Rabat a des allures provinciales et guère d’attraits. Mais la capitale d’un royaume - et le Maroc l’est de façon absolue - ne saurait être une ville comme les autres. Il y a, aussi, que le Maroc, terre africaine et musulmane, vieille civilisation, longue histoire (souvent tumultueuse), ne ressemble à aucun autre pays du continent.

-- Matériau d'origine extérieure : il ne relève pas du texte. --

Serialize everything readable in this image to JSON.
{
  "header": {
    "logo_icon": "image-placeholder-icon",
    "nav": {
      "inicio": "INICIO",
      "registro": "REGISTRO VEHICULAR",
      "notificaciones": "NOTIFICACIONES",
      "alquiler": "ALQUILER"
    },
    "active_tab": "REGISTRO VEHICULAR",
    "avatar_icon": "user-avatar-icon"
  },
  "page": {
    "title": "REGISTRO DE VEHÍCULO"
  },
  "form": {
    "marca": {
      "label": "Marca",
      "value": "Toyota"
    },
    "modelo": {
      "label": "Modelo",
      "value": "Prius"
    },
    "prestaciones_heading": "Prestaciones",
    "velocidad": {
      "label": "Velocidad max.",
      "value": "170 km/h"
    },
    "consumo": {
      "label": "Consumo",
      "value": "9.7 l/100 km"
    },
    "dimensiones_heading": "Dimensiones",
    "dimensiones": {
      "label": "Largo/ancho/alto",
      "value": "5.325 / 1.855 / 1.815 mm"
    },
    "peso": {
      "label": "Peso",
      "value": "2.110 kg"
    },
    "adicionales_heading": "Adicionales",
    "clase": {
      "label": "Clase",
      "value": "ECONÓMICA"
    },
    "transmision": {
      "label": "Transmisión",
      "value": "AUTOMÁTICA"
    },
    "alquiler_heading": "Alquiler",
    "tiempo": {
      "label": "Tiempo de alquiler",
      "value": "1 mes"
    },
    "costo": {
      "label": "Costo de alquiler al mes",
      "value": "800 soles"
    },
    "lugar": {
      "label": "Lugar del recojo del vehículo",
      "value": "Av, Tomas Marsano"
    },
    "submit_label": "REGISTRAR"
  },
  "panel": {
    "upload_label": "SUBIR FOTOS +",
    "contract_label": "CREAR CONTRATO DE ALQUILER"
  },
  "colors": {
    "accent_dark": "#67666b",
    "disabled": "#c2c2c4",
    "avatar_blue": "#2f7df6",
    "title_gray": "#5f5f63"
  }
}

Le plus atypique des pays d’Afrique est, aussi, le plus enclin à être en proximité avec l’Europe et le plus volontaire pour l’être avec l’Afrique noire. Sans jamais rien renier de sa personnalité et de sa spécificité. Rien à voir avec les ambitions hégémoniques (et souvent avortées) de Mouammar Kadhafi ; le Maroc entend être un partenaire, pas un sponsor ! Africain mais différent ; et, dans le même temps, déférent. Il faut, pour réussir au Maroc, de la compétence et toute absence d’arrogance. Pays méditerranéen et atlantique (et il n’y a que l’Espagne qui soit dans la même configuration), pays de la mer, de la montagne et du désert, pays séculaire même s’il fut moins « civilisationnel » que l’Egypte, le Maroc a su rester ce qu’il était - une grande nation - quand, tant d’autres, ont perdu leur âme (je pense à la Nubie, à l’Ethiopie, à la Tunisie…) quand ils en avaient une.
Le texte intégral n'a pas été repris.